Nicolás Avruj é argentino de origem judaica. Sua família, de perfil progressista, preserva tradições de ideais judaicos, como o sionismo, que fizeram parte de sua educação. Aos 16 anos de idade, Nicolás ganhou uma viagem para conhecer Israel e, anos mais tarde, quis aprofundar o conhecimento daquela realidade, ficando mais tempo por lá e explorando o que não tinha visto ou entendido.
A oportunidade surgiu em 2000, a propósito de visitar um primo que estava vivendo temporariamente em Tel Aviv. Só que, enquanto ele voava para lá, o primo voltava para a Argentina. De modo que o plano não vingou.
Nicolás não se deu por achado, ficou cerca de três meses em viagem exploratória, arrumando jeitos de se hospedar, realizando pequenos trabalhos para bancar a viagem e, empunhando permanentemente sua câmera, foi conhecer tudo o que podia, tanto de Israel quanto da Palestina.
Para começar, não se apresentava como judeu, mas como argentino, simplesmente. Isso lhe permitiu conviver com palestinos na Faixa de Gaza, inclusive aceitando hospedagem na casa deles. Pôde conhecer as condições de vida, o cotidiano, os sentimentos e os valores que os movem. Entender o posicionamento da OLP (Organização para a Libertação da Palestina), então regida por Yasser Arafat, e até filmar uma assembleia do Hamas. E também constatou o medo, a opressão, a revolta, o ódio, que estão presentes na vida daquele povo.

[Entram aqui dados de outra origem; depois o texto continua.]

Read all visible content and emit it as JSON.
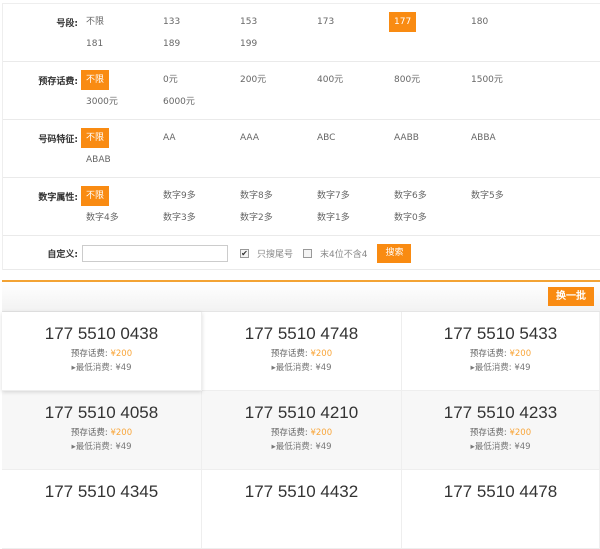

Por outro lado, conviveu com judeus ortodoxos, com os de pensamento radical militarista, com os críticos da política do governo de Israel daquele momento, com uma jovem que visita casas de palestinos, como ele fez. Ou seja, de todos os matizes. Além dos pouco informados sobre a realidade dos palestinos.
O que ele registrou ao longo desses meses é de uma preciosidade incrível, é um relato veraz de um conflito que parece eterno e insolúvel. As imagens passeiam por Tel Aviv, Jerusalém e seus diversos lados e contextos, Cisjordânia e Gaza, revelando a coragem e a audácia do cineasta argentino. Ele atravessou os muros da incompreensão e pôs em xeque a relação entre o bem e o mal, com uma honestidade admirável.

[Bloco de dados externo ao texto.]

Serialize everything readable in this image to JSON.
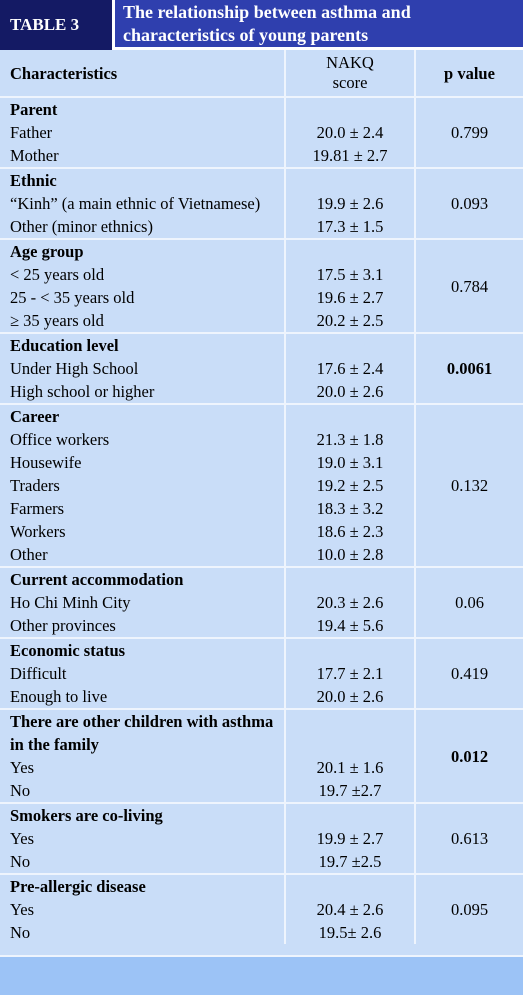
{
  "header": {
    "label": "TABLE 3",
    "title": "The relationship between asthma and characteristics of young parents"
  },
  "table": {
    "columns": [
      "Characteristics",
      "NAKQ score",
      "p value"
    ],
    "sections": [
      {
        "title": "Parent",
        "items": [
          "Father",
          "Mother"
        ],
        "scores": [
          "20.0 ± 2.4",
          "19.81 ± 2.7"
        ],
        "p_value": "0.799",
        "p_bold": false
      },
      {
        "title": "Ethnic",
        "items": [
          "“Kinh” (a main ethnic of Vietnamese)",
          "Other (minor ethnics)"
        ],
        "scores": [
          "19.9 ± 2.6",
          "17.3 ± 1.5"
        ],
        "p_value": "0.093",
        "p_bold": false
      },
      {
        "title": "Age group",
        "items": [
          "< 25 years old",
          "25 - < 35 years old",
          "≥ 35 years old"
        ],
        "scores": [
          "17.5 ± 3.1",
          "19.6 ± 2.7",
          "20.2 ± 2.5"
        ],
        "p_value": "0.784",
        "p_bold": false
      },
      {
        "title": "Education level",
        "items": [
          "Under High School",
          "High school or higher"
        ],
        "scores": [
          "17.6 ± 2.4",
          "20.0 ± 2.6"
        ],
        "p_value": "0.0061",
        "p_bold": true
      },
      {
        "title": "Career",
        "items": [
          "Office workers",
          "Housewife",
          "Traders",
          "Farmers",
          "Workers",
          "Other"
        ],
        "scores": [
          "21.3 ± 1.8",
          "19.0 ± 3.1",
          "19.2 ± 2.5",
          "18.3 ± 3.2",
          "18.6 ± 2.3",
          "10.0 ± 2.8"
        ],
        "p_value": "0.132",
        "p_bold": false
      },
      {
        "title": "Current accommodation",
        "items": [
          "Ho Chi Minh City",
          "Other provinces"
        ],
        "scores": [
          "20.3 ± 2.6",
          "19.4 ± 5.6"
        ],
        "p_value": "0.06",
        "p_bold": false
      },
      {
        "title": "Economic status",
        "items": [
          "Difficult",
          "Enough to live"
        ],
        "scores": [
          "17.7 ± 2.1",
          "20.0 ± 2.6"
        ],
        "p_value": "0.419",
        "p_bold": false
      },
      {
        "title": "There are other children with asthma in the family",
        "items": [
          "Yes",
          "No"
        ],
        "scores": [
          "20.1 ± 1.6",
          "19.7  ±2.7"
        ],
        "p_value": "0.012",
        "p_bold": true
      },
      {
        "title": "Smokers are co-living",
        "items": [
          "Yes",
          "No"
        ],
        "scores": [
          "19.9 ± 2.7",
          "19.7  ±2.5"
        ],
        "p_value": "0.613",
        "p_bold": false
      },
      {
        "title": "Pre-allergic disease",
        "items": [
          "Yes",
          "No"
        ],
        "scores": [
          "20.4 ± 2.6",
          "19.5± 2.6"
        ],
        "p_value": "0.095",
        "p_bold": false
      }
    ]
  }
}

De posse desse vasto material colhido, que chega a registrar a Segunda Intifada, ele não pôde trabalhar com isso de imediato. Era forte e impactante demais. Só quinze anos depois foi possível editar tudo isso, para produzir o documentário “Nós, Eles e Eu”, que acaba de ser lançado nos cinemas. É um trabalho incrível, que merece ser conhecido.

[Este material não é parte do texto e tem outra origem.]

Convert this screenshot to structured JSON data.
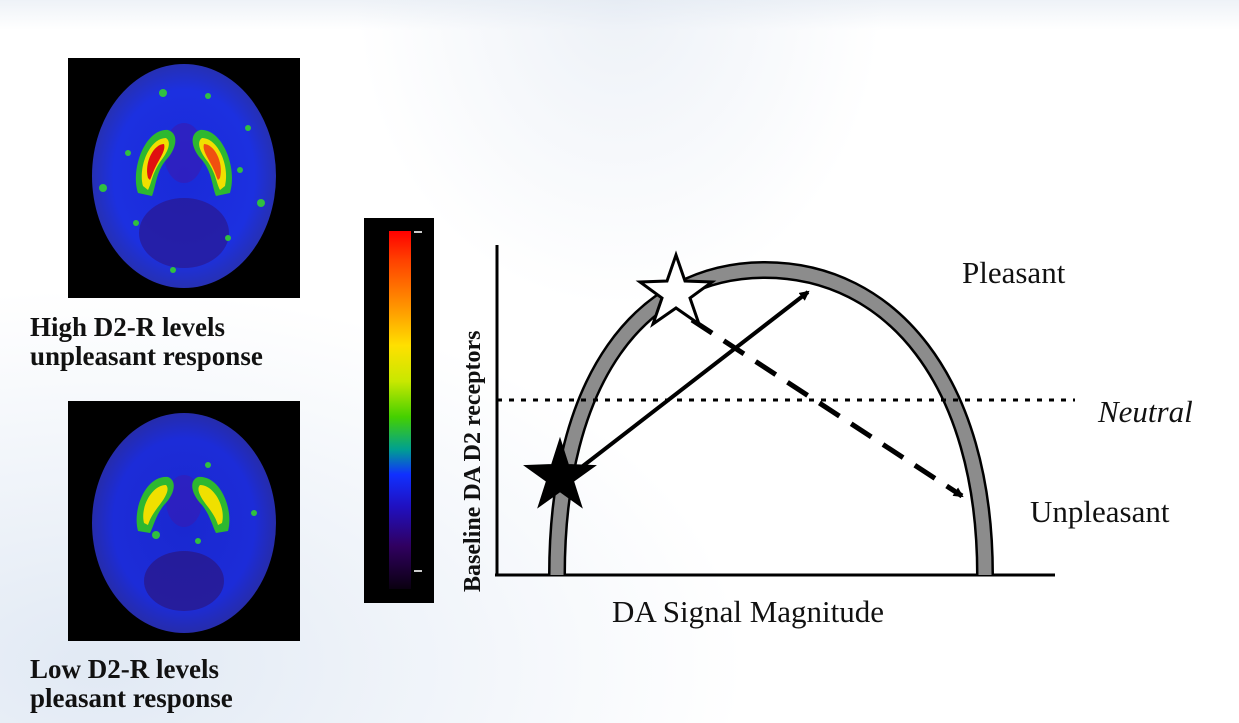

Quando alguém pergunta hoje ao cineasta de que lado ele está, de Israel ou da Palestina, isso é o que mais o incomoda. As coisas não são assim e não é possível responder essa pergunta, é sua convicção. Vendo o filme, percebe-se o impacto que causou nele, e causa em nós, espectadores, tudo aquilo. Claro que só é possível desejar a paz, mas como, diante de tudo o que ele nos mostra?